Pytana o to, czy Łukaszenko siłą stłumił białoruskie marzenie o wolności, odpowiedziała: "Można tak powiedzieć. Siłą, brutalnością i gwałtem. Przecież nikt nie mógł pomyśleć, że w pierwsze trzy dni po wyborach dojdzie do masowych tortur za murami aresztów. Prawdopodobnie reżim postanowił wówczas pokazać swoją całą moc i uderzyć z pełną siłą, by stłumić w ludziach chęć przemian".

Odnosząc się do tego, że po wyborach białoruscy opozycjoniści i politolodzy mówili, że dyktatura wytrzyma najwyżej pół roku, może rok. A minęło już dwa lata powiedziała: "Dlatego, że Kreml dał Łukaszence wsparcie polityczne i finansowe.
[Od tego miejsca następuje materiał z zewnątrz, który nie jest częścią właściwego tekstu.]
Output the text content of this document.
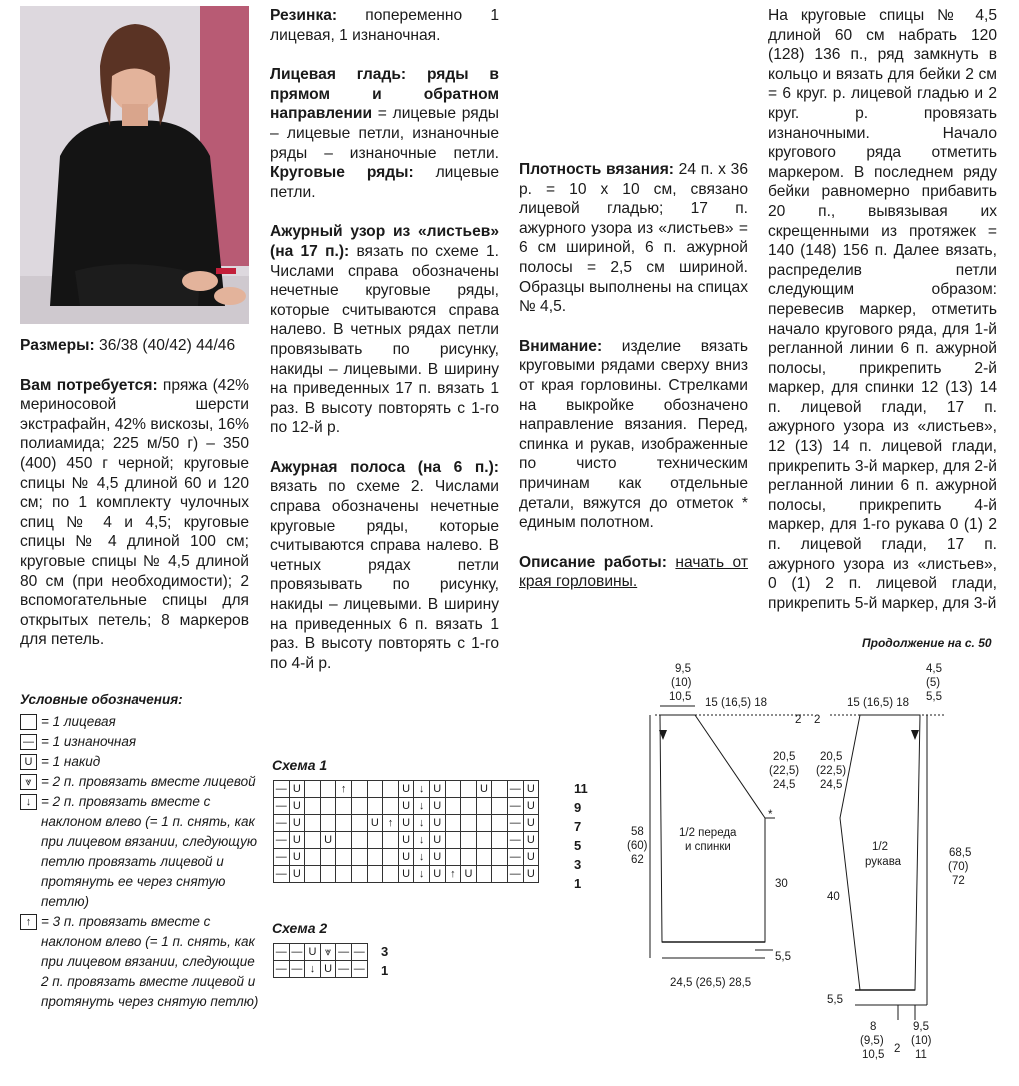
Размеры: 36/38 (40/42) 44/46

Вам потребуется: пряжа (42% мериносовой шерсти экстрафайн, 42% вискозы, 16% полиамида; 225 м/50 г) – 350 (400) 450 г черной; круговые спицы № 4,5 длиной 60 и 120 см; по 1 комплекту чулочных спиц № 4 и 4,5; круговые спицы № 4 длиной 100 см; круговые спицы № 4,5 длиной 80 см (при необходимости); 2 вспомогательные спицы для открытых петель; 8 маркеров для петель.

Резинка: попеременно 1 лицевая, 1 изнаночная.

Лицевая гладь: ряды в прямом и обратном направлении = лицевые ряды – лицевые петли, изнаночные ряды – изнаночные петли. Круговые ряды: лицевые петли.

Ажурный узор из «листьев» (на 17 п.): вязать по схеме 1. Числами справа обозначены нечетные круговые ряды, которые считываются справа налево. В четных рядах петли провязывать по рисунку, накиды – лицевыми. В ширину на приведенных 17 п. вязать 1 раз. В высоту повторять с 1-го по 12-й р.

Ажурная полоса (на 6 п.): вязать по схеме 2. Числами справа обозначены нечетные круговые ряды, которые считываются справа налево. В четных рядах петли провязывать по рисунку, накиды – лицевыми. В ширину на приведенных 6 п. вязать 1 раз. В высоту повторять с 1-го по 4-й р.

Плотность вязания: 24 п. x 36 р. = 10 x 10 см, связано лицевой гладью; 17 п. ажурного узора из «листьев» = 6 см шириной, 6 п. ажурной полосы = 2,5 см шириной. Образцы выполнены на спицах № 4,5.

Внимание: изделие вязать круговыми рядами сверху вниз от края горловины. Стрелками на выкройке обозначено направление вязания. Перед, спинка и рукав, изображенные по чисто техническим причинам как отдельные детали, вяжутся до отметок * единым полотном.

Описание работы: начать от края горловины.

На круговые спицы № 4,5 длиной 60 см набрать 120 (128) 136 п., ряд замкнуть в кольцо и вязать для бейки 2 см = 6 круг. р. лицевой гладью и 2 круг. р. провязать изнаночными. Начало кругового ряда отметить маркером. В последнем ряду бейки равномерно прибавить 20 п., вывязывая их скрещенными из протяжек = 140 (148) 156 п. Далее вязать, распределив петли следующим образом: перевесив маркер, отметить начало кругового ряда, для 1-й регланной линии 6 п. ажурной полосы, прикрепить 2-й маркер, для спинки 12 (13) 14 п. лицевой глади, 17 п. ажурного узора из «листьев», 12 (13) 14 п. лицевой глади, прикрепить 3-й маркер, для 2-й регланной линии 6 п. ажурной полосы, прикрепить 4-й маркер, для 1-го рукава 0 (1) 2 п. лицевой глади, 17 п. ажурного узора из «листьев», 0 (1) 2 п. лицевой глади, прикрепить 5-й маркер, для 3-й

Продолжение на с. 50
Условные обозначения:
= 1 лицевая
— = 1 изнаночная
U = 1 накид
⩔ = 2 п. провязать вместе лицевой
↓ = 2 п. провязать вместе с наклоном влево (= 1 п. снять, как при лицевом вязании, следующую петлю провязать лицевой и протянуть ее через снятую петлю)
↑ = 3 п. провязать вместе с наклоном влево (= 1 п. снять, как при лицевом вязании, следующие 2 п. провязать вместе лицевой и протянуть через снятую петлю)
Схема 1
—	U			↑				U	↓	U			U		—	U
—	U							U	↓	U					—	U
—	U					U	↑	U	↓	U					—	U
—	U		U					U	↓	U					—	U
—	U							U	↓	U					—	U
—	U							U	↓	U	↑	U			—	U
11
9
7
5
3
1
Схема 2
—	—	U	⩔	—	—
—	—	↓	U	—	—
3
1
9,5
(10)
10,5 15 (16,5) 18
2
20,5
(22,5)
24,5
*
58
(60)
62
1/2 переда
и спинки
30
5,5
24,5 (26,5) 28,5
4,5
(5)
5,5
15 (16,5) 18
2
20,5
(22,5)
24,5
1/2
рукава
40
68,5
(70)
72
5,5
8
(9,5)
10,5 2
9,5
(10)
11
Nie bez znaczenia pozostaje też to, że w kraju nieustannie trwają brutalne represje. Wtedy, w 2020 roku, zabrakło też szybkiej reakcji Zachodu. Pewnie myślano, że wybory prezydenckie skończą się tak jak w 2010 roku, szybko stłumią protesty i sytuacja się uspokoi. Nikt na Zachodzie nie oczekiwał, że dojdzie do tak dużej fali protestów. Przyglądali się, a czas uciekał. A przecież od początku mówiliśmy, że w trakcie największych protestów świat powinien maksymalnie nacisnąć ekonomicznie reżim".
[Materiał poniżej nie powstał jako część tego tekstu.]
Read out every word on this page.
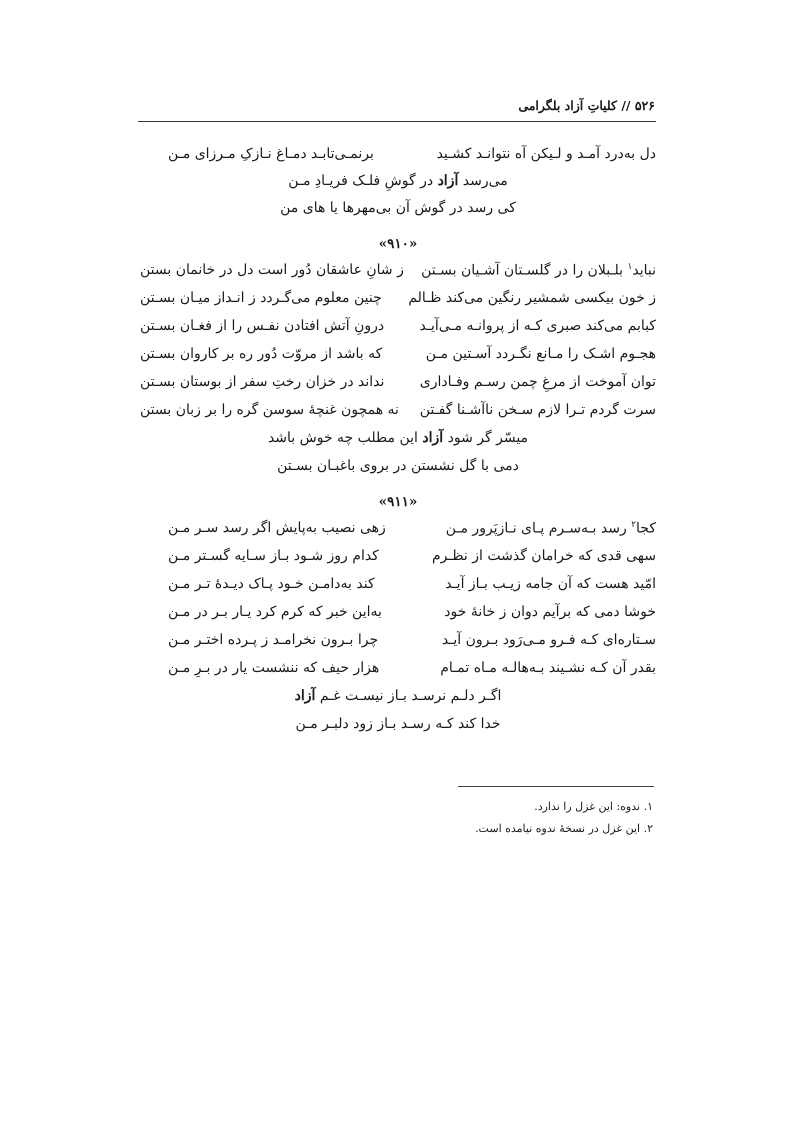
۵۲۶ // کلیاتِ آزاد بلگرامی
دل به‌درد آمـد و لـیکن آه نتوانـد کشـید
برنمـی‌تابـد دمـاغ نـازکِ مـرزای مـن
می‌رسد آزاد در گوشِ فلـک فریـادِ مـن
کی رسد در گوش آن بی‌مهرها یا های من
«۹۱۰»
نباید$^۱$ بلـبلان را در گلسـتان آشـیان بسـتن
ز شانِ عاشقان دُور است دل در خانمان بستن
ز خون بیکسی شمشیر رنگین می‌کند ظـالم
چنین معلوم می‌گـردد ز انـداز میـان بسـتن
کبابم می‌کند صبری کـه از پروانـه مـی‌آیـد
درونِ آتش افتادن نفـس را از فغـان بسـتن
هجـوم اشـک را مـانع نگـردد آسـتین مـن
که باشد از مروّت دُور ره بر کاروان بسـتن
توان آموخت از مرغِ چمن رسـم وفـاداری
نداند در خزان رختِ سفر از بوستان بسـتن
سرت گردم تـرا لازم سـخن ناآشـنا گفـتن
نه همچون غنچهٔ سوسن گره را بر زبان بستن
میسّر گر شود آزاد این مطلب چه خوش باشد
دمی با گل نشستن در بروی باغبـان بسـتن
«۹۱۱»
کجا$^۲$ رسد بـه‌سـرم پـای نـازپَرور مـن
زهی نصیب به‌پایش اگر رسد سـر مـن
سهی قدی که خرامان گذشت از نظـرم
کدام روز شـود بـاز سـایه گسـتر مـن
امّید هست که آن جامه زیـب بـاز آیـد
کند به‌دامـن خـود پـاک دیـدهٔ تـر مـن
خوشا دمی که برآیم دوان ز خانهٔ خود
به‌این خبر که کرم کرد یـار بـر در مـن
سـتاره‌ای کـه فـرو مـی‌رَود بـرون آیـد
چرا بـرون نخرامـد ز پـرده اختـر مـن
بقدر آن کـه نشـیند بـه‌هالـه مـاه تمـام
هزار حیف که ننشست یار در بـرِ مـن
اگـر دلـم نرسـد بـاز نیسـت غـم آزاد
خدا کند کـه رسـد بـاز زود دلبـر مـن
۱. ندوه: این غزل را ندارد.
۲. این غزل در نسخهٔ ندوه نیامده است.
"Bo z poprzednich wyborów wnioskowaliśmy, że presja gospodarcza ma sens" - dodała liderka wolnej Białorusi. Zwróciła uwagę, że "pierwszy pakiet sankcji Unii Europejskiej po wydarzeniach w sierpniu 2020 roku dotyczył jedynie 80 osób fizycznych, nie było w nim żadnych sankcji gospodarczych". "To nie była właściwa odpowiedź na to, co zrobił wtedy dyktator. Gdyby Zachód zachowywał się wówczas nieco bardziej zdecydowanie, możliwe, że to przyśpieszyłoby nasze zwycięstwo. To wszystko trwało zbyt powoli" - oceniła.
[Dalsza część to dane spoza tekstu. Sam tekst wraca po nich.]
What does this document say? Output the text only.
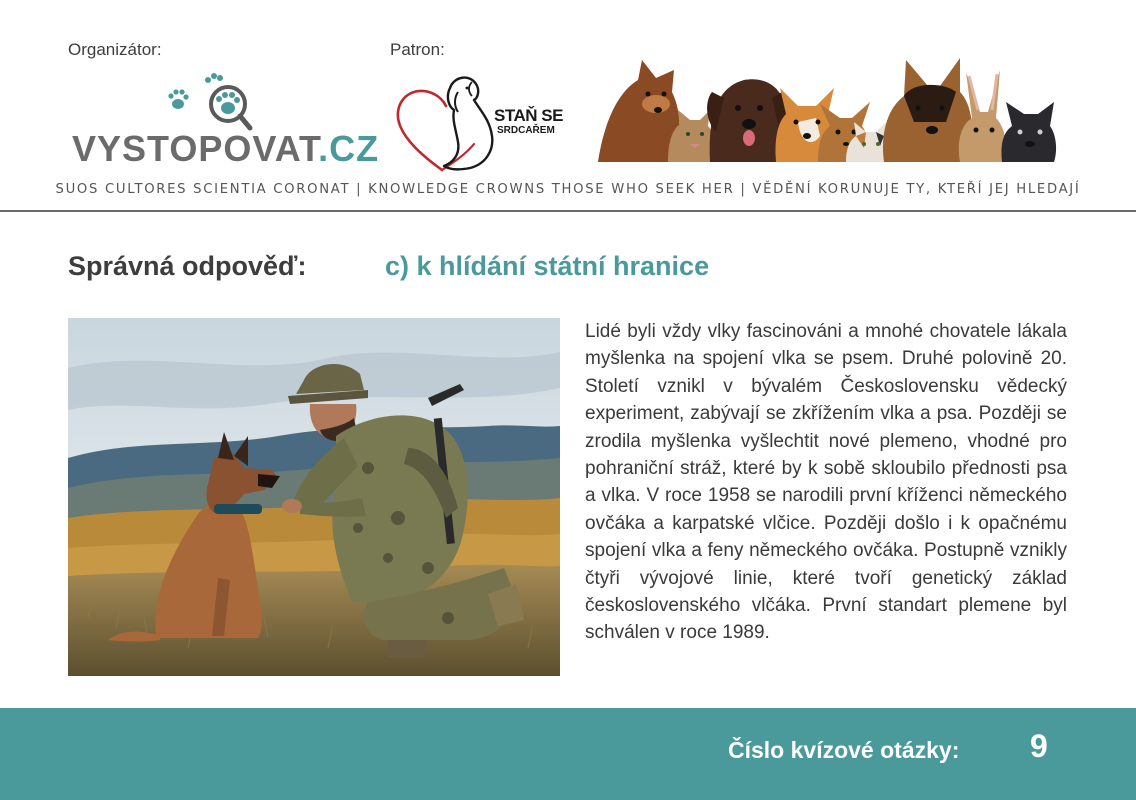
Organizátor:	Patron:
VYSTOPOVAT.CZ
STAŇ SE
SRDCAŘEM
SUOS CULTORES SCIENTIA CORONAT | KNOWLEDGE CROWNS THOSE WHO SEEK HER | VĚDĚNÍ KORUNUJE TY, KTEŘÍ JEJ HLEDAJÍ
Správná odpověď:	c) k hlídání státní hranice
Lidé byli vždy vlky fascinováni a mnohé chovatele lákala myšlenka na spojení vlka se psem. Druhé polovině 20. Století vznikl v bývalém Československu vědecký experiment, zabývají se zkřížením vlka a psa. Později se zrodila myšlenka vyšlechtit nové plemeno, vhodné pro pohraniční stráž, které by k sobě skloubilo přednosti psa a vlka. V roce 1958 se narodili první kříženci německého ovčáka a karpatské vlčice. Později došlo i k opačnému spojení vlka a feny německého ovčáka. Postupně vznikly čtyři vývojové linie, které tvoří genetický základ československého vlčáka. První standart plemene byl schválen v roce 1989.
Číslo kvízové otázky: 9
Cichanouska została zapytana także o to, czy presja świata w tej kwestii nie jest zbyt słaba, ponieważ reżim wciąż nie wypuszcza więźniów politycznych, a jest ich już ponad 1250. Wśród nich jest mąż liderki wolnej Białorusi Siarhej Cichanouski, skazany na 18 lat łagru.

"To nie jest łatwa sprawa. Nie chcemy takich sankcji, które uderzyłyby w małe i średnie przedsiębiorstwa. Z drugiej zaś strony, w dużych przedsiębiorstwach, które zasilają reżim, też pracują ludzie i teraz są tam cięcia, skracany jest tydzień pracy do czterech, trzech, a nawet dwóch dni roboczych. Ucinają wynagrodzenia. Jednym z głównych argumentów zagranicznych polityków jest to, że nie chcą, by z powodu sankcji ucierpieli zwykli robotnicy. A czy więźniowie polityczni nie cierpią, siedząc za kratami? Przebywają w drastycznych warunkach i opowiadam o tym podczas każdego ze swoich spotkań z przywódcami państw demokratycznych. Rozumiem, że każdy kraj ma swoje interesy. Ale czasem chce mi się krzyczeć, by Zachód otworzył oczy na to, co się dzieje na Białorusi. Zyski nie mogą być ważniejsze od życia ludzkiego" - zaznaczyła.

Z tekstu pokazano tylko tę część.